Except for Sealed Volumes__ (which we will discuss in the future), the _extents of a dstream are stored in the volume’s File System Tree as a set of records with the type APFS_TYPE_FILE_EXTENT. For streams with non-contiguous data, there will be more than one extent record.

The file extent record keys are of the type j_file_extent_key_t and encode the object identifier of the dstream in their record header, along with the logical offset of the extent in the stream.

typedef struct j_file_extent_key {
    j_key_t hdr;           // 0x00
    uint64_t logical_addr; // 0x08
} j_file_extent_key_t;     // 0x10

hdr: The record’s header
logical_addr: The offset within the file’s data (in bytes) for the data stored in this extent

The value half of a file extent record takes the form of a j_file_extent_val_t structure and is used to denote the physical location of the extent data on disk.

// length and flags masks
#define J_FILE_EXTENT_LEN_MASK 0x00ffffffffffffffULL
#define J_FILE_EXTENT_FLAG_MASK 0xff00000000000000ULL
#define J_FILE_EXTENT_FLAG_SHIFT 56

typedef struct j_file_extent_val {
    uint64_t len_and_flags;  // 0x00
    uint64_t phys_block_num; // 0x08
    uint64_t crypto_id;      // 0x10
} j_file_extent_val_t;       // 0x18

len_and_flags: A bit-field encoding the length (in bytes) of the extent in the 56 least significant bits and its flags in the most significant bits
phys_block_num: The physical block number of the first block in the extent
crypto_id: The encryption key or tweak used in this extent (or zero if not encrypted)

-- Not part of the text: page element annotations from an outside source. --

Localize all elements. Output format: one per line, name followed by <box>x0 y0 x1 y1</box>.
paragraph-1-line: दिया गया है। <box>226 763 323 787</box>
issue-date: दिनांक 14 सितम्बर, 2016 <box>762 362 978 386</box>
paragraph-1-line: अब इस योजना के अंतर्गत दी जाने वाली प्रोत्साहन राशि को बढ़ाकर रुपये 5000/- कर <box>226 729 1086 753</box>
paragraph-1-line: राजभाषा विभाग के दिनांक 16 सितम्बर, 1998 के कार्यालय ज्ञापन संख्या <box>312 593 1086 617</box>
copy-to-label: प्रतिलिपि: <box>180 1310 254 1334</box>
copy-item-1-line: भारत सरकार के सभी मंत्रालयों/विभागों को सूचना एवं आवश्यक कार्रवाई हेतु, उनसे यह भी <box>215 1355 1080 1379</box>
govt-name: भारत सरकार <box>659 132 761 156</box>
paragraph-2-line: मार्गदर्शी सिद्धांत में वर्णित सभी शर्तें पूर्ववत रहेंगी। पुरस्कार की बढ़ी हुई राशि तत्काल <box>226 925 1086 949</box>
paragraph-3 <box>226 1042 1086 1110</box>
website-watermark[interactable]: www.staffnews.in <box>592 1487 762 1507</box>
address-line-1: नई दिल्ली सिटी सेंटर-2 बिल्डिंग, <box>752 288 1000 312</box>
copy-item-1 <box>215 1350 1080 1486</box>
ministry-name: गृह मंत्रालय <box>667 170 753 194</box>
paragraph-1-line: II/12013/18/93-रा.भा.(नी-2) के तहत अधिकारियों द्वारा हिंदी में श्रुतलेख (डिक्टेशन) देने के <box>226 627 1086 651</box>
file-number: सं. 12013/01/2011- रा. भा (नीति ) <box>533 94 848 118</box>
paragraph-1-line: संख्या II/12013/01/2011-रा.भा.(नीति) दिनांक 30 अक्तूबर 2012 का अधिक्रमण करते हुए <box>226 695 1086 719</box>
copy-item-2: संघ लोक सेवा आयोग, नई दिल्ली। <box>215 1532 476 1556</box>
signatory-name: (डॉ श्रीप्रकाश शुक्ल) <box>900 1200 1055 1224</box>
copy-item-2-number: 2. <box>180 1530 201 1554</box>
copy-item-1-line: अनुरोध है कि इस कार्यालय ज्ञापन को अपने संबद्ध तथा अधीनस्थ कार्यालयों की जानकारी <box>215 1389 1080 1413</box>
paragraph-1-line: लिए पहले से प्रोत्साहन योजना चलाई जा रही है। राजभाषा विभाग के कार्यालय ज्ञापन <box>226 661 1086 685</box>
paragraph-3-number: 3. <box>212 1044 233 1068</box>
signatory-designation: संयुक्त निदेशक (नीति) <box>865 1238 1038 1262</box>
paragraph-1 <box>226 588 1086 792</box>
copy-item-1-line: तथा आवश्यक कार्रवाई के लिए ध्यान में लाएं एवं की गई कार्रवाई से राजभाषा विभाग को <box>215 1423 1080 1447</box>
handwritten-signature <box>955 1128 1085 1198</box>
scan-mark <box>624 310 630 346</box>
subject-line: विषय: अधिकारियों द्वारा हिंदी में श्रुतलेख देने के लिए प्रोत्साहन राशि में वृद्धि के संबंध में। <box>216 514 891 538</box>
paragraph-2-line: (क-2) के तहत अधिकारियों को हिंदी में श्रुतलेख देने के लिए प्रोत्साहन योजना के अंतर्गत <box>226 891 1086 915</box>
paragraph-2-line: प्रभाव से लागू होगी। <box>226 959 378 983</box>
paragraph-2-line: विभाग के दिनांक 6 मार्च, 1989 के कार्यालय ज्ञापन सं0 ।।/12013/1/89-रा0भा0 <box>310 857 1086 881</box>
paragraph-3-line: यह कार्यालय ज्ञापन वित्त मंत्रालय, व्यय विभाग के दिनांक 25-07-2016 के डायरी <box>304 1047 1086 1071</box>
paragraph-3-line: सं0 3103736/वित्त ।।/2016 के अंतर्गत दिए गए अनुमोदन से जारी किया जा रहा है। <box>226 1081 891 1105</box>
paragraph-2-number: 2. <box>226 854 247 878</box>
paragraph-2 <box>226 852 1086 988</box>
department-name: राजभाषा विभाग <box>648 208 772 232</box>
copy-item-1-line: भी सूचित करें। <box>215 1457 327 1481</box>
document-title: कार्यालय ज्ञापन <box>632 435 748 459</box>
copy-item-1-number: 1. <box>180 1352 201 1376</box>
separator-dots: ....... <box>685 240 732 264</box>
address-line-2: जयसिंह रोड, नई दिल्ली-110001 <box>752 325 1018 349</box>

The eight most significant bits of the len_and_flags field are reserved for flags, but no flags are currently defined.

If the value of phys_block_num is zero, then the extent is sparse and should be interpreted as containing all zero bytes.

The crypto_id field is specific to encrypted volumes and will be discussed in a future post.

Conclusion

Understanding data streams and their on-disk structures are essential to analyzing APFS. This post discussed the default data stream, extended attributes, and file extents. Later this week, we will discuss how parsing this information differs in both Sealed and Encrypted volumes.